Culture et politique de la ville

Une évaluation. Sous la direction scientifique de Philippe Chaudoir et Jacques Maillard avec la participation de Sophie Le Coq et l’équipe de recherche de Maurice Blanc. Éditions  « l’Aube » 203 pages. 18 €. 2004

Jacques Maillard, politologue.

Philippe Chaudoir, sociologue.

Sophie Le Coque, sociologue.

Maurice Blanc, sociologue.

Cet essai, précis et riche d’enseignement offre un panorama complexe et instructif des rapports entre la politique de la ville et la politique culturelle. Divisé en deux parties, une synthétique et une faite de quatre exemples emblématiques (Vénissieux, Grenoble, Sénart et Strasbourg), ce recollement de recherches à trois qualités, dont une est paradoxale.

Faisons d’abord un sort à la préface cosignée par Claude Brévan et Martine Marigeaud respectivement à l’époque, déléguée interministérielle à la ville pour la première et directrice au ministère de la Culture et de la Communication pour la seconde. Nous avons là un chef-d’œuvre de langue de bois technocratique à inscrire urgemment au programme des futurs énarques.

Un chef-d’œuvre de langue de bois.

Exemple : p. 6 « Politique interministérielle et contractuelle, sociale et territoriale, la politique de la ville a finalement apporté aux politiques publiques dans leur ensemble plus une méthode et une attention soutenue à l’endroit des zones et des populations délaissées qu’un cadre qui aurait eu vocation à s’emboiter dans une construction idéale, englobant toutes les conventions particulières et s’articulant aux dispositifs contractuels des contrats de plan Etat-régions. » On sent la proximité et l’empathie dans ce galimatias. Et surtout un certain aplomb dans la contradiction, qu’on ne dira pas assumée, mais dérivée du langage « techno » lui-même, puisque, quelques lignes plus loin on peut lire : « (…) cette diversité des modes d’intervention permet de fournir un cadre aux actions et de favoriser une culture commune des acteurs culturels, éducatifs et sociaux. » Ou l’art de dire tout et son contraire.

Passons…

Cet essai a d’abord pour vertu de proposer un axe de réflexion qui est toujours d’actualité et de décliner les différentes problématiques qui prolifèrent autour de ce principe binaire. La France est l’un des rares pays développés à s’être doté d’une politique culturelle au début des années 60. André Malraux en fut le maître d’œuvre sous l’autorité du général de Gaulle. Mais depuis ces temps pas si lointains, l’Etat se trouve confronté à une double façon de donner énergie et efficacité à ses politiques de la ville et culturelles. Et les termes sont simples : comment combiner démocratisation de la culture (c’est-à-dire diffusion de masse faite par les appareils d’Etat ou contrôlés par lui) et démocratie culturelle (c’est-à-dire prise en compte de la culture dite populaire, voire de celle des « quartiers »).
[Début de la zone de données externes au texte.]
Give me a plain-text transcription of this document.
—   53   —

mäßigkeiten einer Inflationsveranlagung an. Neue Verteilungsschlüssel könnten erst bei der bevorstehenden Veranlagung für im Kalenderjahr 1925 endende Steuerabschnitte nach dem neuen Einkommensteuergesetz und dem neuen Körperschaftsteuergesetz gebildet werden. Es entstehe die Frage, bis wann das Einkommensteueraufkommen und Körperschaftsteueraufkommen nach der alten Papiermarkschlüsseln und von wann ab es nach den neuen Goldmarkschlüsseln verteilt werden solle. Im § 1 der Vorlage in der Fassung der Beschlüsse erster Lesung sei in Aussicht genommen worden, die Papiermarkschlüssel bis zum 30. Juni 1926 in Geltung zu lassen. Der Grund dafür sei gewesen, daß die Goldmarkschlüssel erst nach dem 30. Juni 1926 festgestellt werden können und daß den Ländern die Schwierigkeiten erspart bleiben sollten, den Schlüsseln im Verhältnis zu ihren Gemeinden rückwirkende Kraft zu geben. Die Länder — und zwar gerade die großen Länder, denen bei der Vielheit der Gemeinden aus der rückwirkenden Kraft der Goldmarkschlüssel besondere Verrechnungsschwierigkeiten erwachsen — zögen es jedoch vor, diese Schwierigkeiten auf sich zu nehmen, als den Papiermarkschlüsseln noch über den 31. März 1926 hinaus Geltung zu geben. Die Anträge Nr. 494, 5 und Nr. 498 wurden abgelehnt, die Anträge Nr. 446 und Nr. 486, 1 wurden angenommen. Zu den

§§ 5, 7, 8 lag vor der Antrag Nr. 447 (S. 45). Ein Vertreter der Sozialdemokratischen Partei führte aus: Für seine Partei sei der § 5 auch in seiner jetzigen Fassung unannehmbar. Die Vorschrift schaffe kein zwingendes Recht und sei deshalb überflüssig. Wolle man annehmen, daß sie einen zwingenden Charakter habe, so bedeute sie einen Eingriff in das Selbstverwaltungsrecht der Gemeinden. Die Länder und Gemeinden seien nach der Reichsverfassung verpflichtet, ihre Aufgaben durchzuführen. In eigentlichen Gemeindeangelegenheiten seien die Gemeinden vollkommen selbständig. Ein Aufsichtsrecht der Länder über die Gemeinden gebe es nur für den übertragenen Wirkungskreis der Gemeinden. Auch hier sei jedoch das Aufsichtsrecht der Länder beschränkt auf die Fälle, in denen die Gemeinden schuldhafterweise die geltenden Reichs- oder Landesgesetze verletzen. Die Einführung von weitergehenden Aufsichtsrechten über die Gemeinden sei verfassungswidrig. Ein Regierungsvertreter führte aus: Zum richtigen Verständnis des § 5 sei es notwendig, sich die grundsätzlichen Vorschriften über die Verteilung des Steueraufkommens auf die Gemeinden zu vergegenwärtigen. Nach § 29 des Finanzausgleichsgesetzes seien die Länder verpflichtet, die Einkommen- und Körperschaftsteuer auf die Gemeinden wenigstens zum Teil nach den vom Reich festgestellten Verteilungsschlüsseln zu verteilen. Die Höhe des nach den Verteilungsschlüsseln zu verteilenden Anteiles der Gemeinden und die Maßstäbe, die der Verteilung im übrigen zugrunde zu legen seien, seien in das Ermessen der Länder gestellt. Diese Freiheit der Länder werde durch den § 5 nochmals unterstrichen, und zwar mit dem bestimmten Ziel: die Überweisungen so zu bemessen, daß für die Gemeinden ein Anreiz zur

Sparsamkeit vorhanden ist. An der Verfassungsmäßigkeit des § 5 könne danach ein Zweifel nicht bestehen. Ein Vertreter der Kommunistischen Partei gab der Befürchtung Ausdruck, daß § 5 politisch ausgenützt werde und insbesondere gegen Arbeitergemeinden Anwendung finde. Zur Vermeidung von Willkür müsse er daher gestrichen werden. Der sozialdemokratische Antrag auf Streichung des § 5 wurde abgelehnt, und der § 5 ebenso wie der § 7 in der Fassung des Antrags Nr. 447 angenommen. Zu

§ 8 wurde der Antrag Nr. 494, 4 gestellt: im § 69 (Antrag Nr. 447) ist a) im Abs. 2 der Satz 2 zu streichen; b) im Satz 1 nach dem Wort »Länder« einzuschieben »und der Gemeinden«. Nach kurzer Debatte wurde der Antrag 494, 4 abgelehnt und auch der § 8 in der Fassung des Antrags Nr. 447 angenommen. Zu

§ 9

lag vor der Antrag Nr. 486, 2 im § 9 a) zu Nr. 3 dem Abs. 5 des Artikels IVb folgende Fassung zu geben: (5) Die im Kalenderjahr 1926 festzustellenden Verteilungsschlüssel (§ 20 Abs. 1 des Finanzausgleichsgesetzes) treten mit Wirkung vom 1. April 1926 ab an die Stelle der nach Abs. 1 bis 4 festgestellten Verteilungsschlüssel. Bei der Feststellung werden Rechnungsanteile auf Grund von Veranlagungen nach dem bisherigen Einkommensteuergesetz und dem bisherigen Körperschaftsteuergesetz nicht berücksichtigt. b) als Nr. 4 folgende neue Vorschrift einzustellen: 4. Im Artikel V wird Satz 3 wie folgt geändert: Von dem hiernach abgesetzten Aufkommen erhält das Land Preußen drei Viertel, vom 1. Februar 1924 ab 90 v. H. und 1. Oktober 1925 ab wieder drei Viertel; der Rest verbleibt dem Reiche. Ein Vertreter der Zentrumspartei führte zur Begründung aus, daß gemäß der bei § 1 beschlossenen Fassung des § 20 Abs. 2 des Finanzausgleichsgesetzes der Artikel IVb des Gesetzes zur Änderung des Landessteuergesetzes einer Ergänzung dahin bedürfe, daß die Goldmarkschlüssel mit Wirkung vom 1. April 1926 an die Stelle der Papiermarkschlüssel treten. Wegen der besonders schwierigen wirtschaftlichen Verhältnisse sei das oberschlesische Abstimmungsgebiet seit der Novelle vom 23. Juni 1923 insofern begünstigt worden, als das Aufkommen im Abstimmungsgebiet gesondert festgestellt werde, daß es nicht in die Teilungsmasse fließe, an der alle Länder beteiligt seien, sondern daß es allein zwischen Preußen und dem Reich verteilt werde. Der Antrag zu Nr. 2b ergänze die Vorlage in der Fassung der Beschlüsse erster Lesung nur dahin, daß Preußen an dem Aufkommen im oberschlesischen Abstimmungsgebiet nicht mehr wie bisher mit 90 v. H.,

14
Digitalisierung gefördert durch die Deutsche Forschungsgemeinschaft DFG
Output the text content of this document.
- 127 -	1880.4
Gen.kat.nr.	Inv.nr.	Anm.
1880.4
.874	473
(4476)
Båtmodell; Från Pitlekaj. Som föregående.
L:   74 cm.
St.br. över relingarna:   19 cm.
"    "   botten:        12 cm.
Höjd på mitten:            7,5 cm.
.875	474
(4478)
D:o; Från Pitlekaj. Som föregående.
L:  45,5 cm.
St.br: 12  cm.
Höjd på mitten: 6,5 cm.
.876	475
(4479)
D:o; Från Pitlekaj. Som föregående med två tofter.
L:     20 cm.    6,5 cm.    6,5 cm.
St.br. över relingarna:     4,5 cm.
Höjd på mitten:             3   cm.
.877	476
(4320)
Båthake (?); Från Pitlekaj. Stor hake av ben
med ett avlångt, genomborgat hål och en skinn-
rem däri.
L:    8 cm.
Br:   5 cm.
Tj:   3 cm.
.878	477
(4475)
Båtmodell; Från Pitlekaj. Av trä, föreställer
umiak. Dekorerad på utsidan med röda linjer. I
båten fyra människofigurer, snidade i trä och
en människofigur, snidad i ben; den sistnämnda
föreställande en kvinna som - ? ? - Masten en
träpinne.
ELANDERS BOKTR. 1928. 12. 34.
En une phrase : comment faire se rencontrer ce qui descend et ce qui voudrait monter.

La seconde qualité de ce texte réside dans le fait de présenter de façon homogène et passionnante quatre exemples emblématiques de politiques culturelles articulées aux politiques de la ville. On voit là la complexité des problématiques, le choc entre la richesse des propositions, les contraintes budgétaires et les lourdeurs administratives. Où l’inventivité des acteurs, leur synergie et leurs désaccords, créent du concret à destination de tous les publics.

Quatre exemples emblématiques de politiques culturelles.

Paradoxalement, ce texte renferme une autre qualité. Edité en 2004, les auteurs ne pouvaient pas savoir qu’il y aurait une crise financière mondiale, puis une crise de la dette des états. Ils n’ont pas intégré le fait que l’Etat se recentrerait sur ses missions régaliennes et serait amené à faire des coupes budgétaires importantes dans les dotations aux collectivités locales. Ils ignoraient qu’aucune politique de la ville ou culturelle n’a vu venir le phénomène terroriste diffusé à grande échelle par les nouvelles technologies.

Cela n’efface en rien les qualités de cet essai. Et, en ce qui concerne Béziers, la question d’une politique culturelle forte, en direction de tous les citoyens, mais qui mette en valeur les catégories moyennes, est une vraie question, car elle a des retombées économiques non négligeables.